L’artificialisation des sols réduit progressivement les espaces naturels et les terres agricoles, puisque, entre 20 000 et 30 000 hectares sont grignotés chaque année. En cohérence avec les ambitions de l’Union européenne, la loi Climat et Résilience a défini l’objectif d’atteindre l’absence de toute artificialisation nette des sols et de réduire par deux la consommation d’espaces naturels, agricoles et forestiers d’ici 2032. Pour atteindre cet objectif, qui ne s’oppose en rien à la construction de logements et au développement des territoires, 650 millions d’euros du Plan de Relance ont déjà été mobilisés pour recycler les friches et le foncier artificialisé, et le Premier ministre, en déplacement à Amiens, a décidé de redéployer 100 millions d’euros supplémentaires à destination de ce fonds friches. 503 projets ont déjà été sélectionnés pour un total de 280 millions d’€ de subventions octroyées.

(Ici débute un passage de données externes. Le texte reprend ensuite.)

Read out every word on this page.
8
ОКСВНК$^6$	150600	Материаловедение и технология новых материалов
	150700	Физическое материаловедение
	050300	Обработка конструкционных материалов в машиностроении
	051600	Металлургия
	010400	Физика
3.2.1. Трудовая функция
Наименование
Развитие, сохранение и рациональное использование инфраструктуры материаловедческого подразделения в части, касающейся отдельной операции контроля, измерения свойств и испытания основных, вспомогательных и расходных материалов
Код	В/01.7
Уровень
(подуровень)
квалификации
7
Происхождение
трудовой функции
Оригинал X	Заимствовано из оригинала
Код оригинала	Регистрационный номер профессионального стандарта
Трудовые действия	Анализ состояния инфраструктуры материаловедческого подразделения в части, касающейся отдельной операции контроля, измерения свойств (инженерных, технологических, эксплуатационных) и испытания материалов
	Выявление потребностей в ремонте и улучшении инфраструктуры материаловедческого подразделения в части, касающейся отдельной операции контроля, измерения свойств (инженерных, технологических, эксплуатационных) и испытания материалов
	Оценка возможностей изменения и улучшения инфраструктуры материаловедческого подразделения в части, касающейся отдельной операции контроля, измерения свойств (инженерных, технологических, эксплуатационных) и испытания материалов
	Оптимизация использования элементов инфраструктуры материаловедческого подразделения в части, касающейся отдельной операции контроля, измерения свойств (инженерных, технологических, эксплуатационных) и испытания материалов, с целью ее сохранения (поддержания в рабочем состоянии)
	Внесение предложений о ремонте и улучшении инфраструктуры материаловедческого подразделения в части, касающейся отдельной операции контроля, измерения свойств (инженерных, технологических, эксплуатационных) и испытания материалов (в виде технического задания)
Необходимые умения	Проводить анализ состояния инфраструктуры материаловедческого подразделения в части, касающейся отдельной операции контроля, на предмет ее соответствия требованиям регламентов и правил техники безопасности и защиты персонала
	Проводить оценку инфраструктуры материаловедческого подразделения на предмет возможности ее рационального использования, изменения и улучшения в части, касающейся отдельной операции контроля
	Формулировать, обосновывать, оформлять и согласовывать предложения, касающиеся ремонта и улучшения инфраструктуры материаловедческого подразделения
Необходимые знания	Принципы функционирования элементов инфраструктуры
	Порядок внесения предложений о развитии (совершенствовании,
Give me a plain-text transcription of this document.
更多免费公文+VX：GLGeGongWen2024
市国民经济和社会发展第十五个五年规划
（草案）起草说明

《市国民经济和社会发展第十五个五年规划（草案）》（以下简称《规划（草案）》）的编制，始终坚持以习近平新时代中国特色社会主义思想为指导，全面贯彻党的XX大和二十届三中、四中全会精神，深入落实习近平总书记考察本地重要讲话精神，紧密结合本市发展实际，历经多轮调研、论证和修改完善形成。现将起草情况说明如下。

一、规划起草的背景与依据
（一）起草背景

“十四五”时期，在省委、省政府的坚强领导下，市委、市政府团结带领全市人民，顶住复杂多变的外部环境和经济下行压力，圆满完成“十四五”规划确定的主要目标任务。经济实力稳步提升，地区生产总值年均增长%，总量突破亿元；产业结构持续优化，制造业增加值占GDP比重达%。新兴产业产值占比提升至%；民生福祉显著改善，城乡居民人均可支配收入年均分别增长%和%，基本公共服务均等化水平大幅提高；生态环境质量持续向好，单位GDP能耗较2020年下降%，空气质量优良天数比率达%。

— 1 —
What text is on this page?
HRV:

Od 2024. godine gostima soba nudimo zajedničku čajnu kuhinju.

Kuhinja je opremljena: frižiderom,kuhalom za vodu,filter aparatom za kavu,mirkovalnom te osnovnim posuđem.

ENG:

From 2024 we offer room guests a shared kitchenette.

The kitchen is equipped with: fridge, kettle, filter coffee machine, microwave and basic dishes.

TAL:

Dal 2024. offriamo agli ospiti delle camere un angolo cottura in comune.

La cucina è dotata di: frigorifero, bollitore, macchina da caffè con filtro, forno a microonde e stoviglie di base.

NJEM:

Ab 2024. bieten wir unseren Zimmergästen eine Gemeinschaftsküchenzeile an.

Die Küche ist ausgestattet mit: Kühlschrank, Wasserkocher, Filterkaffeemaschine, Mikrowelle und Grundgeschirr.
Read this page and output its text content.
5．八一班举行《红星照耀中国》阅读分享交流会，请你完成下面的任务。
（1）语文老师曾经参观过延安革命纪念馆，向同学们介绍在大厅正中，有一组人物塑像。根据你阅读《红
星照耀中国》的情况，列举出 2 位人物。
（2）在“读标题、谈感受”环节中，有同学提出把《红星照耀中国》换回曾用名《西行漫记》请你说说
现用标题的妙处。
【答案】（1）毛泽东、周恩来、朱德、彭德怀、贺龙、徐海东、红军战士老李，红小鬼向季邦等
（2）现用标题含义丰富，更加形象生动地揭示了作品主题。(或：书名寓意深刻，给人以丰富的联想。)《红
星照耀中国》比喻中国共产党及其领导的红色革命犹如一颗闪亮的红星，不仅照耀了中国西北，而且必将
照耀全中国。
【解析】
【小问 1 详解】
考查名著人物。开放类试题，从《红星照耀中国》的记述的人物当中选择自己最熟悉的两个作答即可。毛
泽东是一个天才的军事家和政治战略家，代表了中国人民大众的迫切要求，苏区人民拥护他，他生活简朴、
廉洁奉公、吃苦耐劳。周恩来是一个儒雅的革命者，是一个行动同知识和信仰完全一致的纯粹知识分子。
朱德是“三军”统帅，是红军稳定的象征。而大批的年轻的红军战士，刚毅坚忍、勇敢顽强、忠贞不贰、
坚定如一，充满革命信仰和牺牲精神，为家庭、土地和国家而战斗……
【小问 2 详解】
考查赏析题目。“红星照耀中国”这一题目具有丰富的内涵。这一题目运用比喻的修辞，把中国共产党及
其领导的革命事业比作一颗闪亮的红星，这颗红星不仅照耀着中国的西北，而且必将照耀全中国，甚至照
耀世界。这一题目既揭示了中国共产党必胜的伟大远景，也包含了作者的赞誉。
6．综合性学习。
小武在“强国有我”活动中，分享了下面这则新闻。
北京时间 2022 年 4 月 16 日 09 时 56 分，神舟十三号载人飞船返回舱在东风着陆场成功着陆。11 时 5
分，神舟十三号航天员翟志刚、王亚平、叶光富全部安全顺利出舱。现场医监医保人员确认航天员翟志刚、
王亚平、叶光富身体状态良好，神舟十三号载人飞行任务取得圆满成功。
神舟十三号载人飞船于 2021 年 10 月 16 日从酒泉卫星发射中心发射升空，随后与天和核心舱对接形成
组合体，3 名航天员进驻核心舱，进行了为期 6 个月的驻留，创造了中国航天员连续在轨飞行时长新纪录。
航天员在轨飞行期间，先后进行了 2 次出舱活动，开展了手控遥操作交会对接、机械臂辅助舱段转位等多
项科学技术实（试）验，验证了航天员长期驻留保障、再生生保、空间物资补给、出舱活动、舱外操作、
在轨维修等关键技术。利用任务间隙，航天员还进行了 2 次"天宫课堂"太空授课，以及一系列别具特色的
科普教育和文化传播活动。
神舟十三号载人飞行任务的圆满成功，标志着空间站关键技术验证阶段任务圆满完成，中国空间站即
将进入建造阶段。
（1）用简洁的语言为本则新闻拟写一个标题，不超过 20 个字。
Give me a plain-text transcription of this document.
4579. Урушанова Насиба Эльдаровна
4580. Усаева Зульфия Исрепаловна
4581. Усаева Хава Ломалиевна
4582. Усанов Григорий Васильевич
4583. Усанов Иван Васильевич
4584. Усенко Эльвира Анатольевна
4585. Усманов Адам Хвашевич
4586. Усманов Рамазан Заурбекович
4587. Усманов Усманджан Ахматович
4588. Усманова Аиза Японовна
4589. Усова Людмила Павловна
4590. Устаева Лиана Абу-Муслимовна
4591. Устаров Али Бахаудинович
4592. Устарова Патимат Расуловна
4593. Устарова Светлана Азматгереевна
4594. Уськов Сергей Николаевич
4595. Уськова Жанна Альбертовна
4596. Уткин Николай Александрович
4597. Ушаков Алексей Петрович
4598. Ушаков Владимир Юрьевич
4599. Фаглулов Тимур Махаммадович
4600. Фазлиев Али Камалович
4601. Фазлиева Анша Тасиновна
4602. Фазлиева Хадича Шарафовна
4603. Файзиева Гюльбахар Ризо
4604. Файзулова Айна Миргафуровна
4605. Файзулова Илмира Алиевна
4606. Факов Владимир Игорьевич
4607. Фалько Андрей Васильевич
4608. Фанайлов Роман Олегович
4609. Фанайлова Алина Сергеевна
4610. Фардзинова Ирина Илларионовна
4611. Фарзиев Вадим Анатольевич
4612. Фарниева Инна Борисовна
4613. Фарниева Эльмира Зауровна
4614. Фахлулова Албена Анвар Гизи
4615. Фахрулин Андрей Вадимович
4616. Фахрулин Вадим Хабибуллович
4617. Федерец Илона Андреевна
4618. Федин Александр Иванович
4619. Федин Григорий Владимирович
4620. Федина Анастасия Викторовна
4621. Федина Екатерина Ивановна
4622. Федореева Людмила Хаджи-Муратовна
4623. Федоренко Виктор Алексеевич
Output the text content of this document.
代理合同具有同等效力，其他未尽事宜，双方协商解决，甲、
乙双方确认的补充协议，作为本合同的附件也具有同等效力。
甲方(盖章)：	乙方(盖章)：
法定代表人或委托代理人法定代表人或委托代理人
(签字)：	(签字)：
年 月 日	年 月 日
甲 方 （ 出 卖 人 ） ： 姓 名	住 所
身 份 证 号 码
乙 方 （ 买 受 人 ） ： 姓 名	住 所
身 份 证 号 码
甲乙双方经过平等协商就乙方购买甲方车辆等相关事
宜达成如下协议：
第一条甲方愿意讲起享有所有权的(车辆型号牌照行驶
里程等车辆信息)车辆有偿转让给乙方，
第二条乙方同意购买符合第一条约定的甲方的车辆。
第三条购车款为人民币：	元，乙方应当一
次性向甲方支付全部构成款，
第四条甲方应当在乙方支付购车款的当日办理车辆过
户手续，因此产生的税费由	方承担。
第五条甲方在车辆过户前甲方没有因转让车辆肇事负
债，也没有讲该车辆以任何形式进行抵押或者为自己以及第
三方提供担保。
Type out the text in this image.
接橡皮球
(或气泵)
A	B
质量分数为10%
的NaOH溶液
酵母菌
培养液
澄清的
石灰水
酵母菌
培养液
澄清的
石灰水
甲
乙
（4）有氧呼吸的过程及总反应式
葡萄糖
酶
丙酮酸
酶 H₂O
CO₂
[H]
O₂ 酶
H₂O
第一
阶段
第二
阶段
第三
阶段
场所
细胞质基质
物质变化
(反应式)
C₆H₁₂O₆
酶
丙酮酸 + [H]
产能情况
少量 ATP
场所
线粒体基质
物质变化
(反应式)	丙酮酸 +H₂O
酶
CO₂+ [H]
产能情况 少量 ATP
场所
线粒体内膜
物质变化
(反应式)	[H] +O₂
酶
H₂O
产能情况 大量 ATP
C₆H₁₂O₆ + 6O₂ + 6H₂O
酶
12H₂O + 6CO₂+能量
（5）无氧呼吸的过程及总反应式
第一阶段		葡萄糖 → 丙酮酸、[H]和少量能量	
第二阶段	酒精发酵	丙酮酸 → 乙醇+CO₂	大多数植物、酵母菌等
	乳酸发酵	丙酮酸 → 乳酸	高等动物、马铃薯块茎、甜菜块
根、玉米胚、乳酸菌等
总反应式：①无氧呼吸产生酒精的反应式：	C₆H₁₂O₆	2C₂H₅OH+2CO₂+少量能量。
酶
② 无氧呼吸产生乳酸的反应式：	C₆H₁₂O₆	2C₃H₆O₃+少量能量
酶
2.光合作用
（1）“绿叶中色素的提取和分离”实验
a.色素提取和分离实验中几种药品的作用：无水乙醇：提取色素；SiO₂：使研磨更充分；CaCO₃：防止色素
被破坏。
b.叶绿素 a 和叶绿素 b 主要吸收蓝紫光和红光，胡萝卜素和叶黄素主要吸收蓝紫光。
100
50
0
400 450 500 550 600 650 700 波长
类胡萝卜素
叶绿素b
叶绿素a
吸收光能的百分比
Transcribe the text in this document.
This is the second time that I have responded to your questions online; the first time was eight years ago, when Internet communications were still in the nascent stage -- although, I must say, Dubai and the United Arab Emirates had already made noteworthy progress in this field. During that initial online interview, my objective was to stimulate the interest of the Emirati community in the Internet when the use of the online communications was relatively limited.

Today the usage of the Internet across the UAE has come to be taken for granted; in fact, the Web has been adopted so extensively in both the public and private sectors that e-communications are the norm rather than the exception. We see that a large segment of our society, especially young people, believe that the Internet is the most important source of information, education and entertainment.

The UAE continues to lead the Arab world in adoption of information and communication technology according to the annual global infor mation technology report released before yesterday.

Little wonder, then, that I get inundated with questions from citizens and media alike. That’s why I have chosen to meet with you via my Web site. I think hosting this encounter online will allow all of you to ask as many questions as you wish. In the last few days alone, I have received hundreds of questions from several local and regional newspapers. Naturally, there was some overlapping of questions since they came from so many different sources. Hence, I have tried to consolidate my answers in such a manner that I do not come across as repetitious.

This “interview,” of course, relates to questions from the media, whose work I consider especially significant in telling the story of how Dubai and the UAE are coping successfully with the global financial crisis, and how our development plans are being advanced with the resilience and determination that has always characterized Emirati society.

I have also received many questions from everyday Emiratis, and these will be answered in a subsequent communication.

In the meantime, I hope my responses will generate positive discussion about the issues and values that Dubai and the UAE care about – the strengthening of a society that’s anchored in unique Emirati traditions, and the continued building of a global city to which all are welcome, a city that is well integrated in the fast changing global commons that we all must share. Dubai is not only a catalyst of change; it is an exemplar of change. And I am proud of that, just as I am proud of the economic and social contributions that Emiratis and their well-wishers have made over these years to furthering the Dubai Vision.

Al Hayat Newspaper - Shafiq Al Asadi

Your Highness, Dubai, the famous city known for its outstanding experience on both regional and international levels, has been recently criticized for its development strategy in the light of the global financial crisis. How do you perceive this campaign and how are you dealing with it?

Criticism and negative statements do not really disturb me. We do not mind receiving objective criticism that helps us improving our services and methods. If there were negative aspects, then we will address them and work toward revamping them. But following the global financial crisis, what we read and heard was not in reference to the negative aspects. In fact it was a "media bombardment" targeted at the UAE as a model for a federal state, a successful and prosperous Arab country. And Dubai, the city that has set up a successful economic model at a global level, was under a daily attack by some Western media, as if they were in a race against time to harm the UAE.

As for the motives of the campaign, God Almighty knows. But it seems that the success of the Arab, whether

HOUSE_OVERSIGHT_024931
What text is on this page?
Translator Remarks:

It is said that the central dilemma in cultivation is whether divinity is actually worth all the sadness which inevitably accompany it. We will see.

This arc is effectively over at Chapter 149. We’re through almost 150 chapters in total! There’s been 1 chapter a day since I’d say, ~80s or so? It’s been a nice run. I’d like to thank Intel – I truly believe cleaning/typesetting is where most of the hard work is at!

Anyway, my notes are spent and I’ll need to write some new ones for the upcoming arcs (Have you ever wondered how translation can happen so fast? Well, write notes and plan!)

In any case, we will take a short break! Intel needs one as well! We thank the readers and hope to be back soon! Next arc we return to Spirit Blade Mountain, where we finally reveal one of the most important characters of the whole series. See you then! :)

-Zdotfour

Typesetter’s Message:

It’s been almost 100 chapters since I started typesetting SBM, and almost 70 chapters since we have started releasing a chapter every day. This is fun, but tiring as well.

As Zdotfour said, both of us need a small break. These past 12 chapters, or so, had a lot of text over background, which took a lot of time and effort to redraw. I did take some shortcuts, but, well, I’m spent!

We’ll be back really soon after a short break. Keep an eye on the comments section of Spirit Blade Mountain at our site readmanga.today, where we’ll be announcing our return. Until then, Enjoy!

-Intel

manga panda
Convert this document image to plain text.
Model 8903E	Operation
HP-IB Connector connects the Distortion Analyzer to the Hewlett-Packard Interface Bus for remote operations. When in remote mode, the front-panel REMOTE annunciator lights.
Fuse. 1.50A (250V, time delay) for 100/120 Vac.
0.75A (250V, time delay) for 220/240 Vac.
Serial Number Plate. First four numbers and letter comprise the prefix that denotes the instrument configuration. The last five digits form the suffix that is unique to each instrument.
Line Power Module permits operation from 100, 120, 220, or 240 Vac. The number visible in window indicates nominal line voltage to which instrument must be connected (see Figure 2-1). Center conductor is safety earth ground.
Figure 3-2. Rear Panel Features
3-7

Enfin, pour accompagner la transition écologique dans les territoires, le Gouvernement mobilise également 675 millions d’€ du 4ème Programme d'investissements d'avenir (PIA4) consacrés aux « solutions pour la ville durable et les bâtiments innovants ». Les lauréats bénéficieront d’un accompagnement en phase d’incubation du projet d’une durée de 36 mois maximum, soutenue financièrement et techniquement par l’État à hauteur de 500 000 euros maximum. Arrivés à maturité, les projets bénéficieront du soutien du Programme d’investissements d’avenir pour la mise en œuvre des actions innovantes.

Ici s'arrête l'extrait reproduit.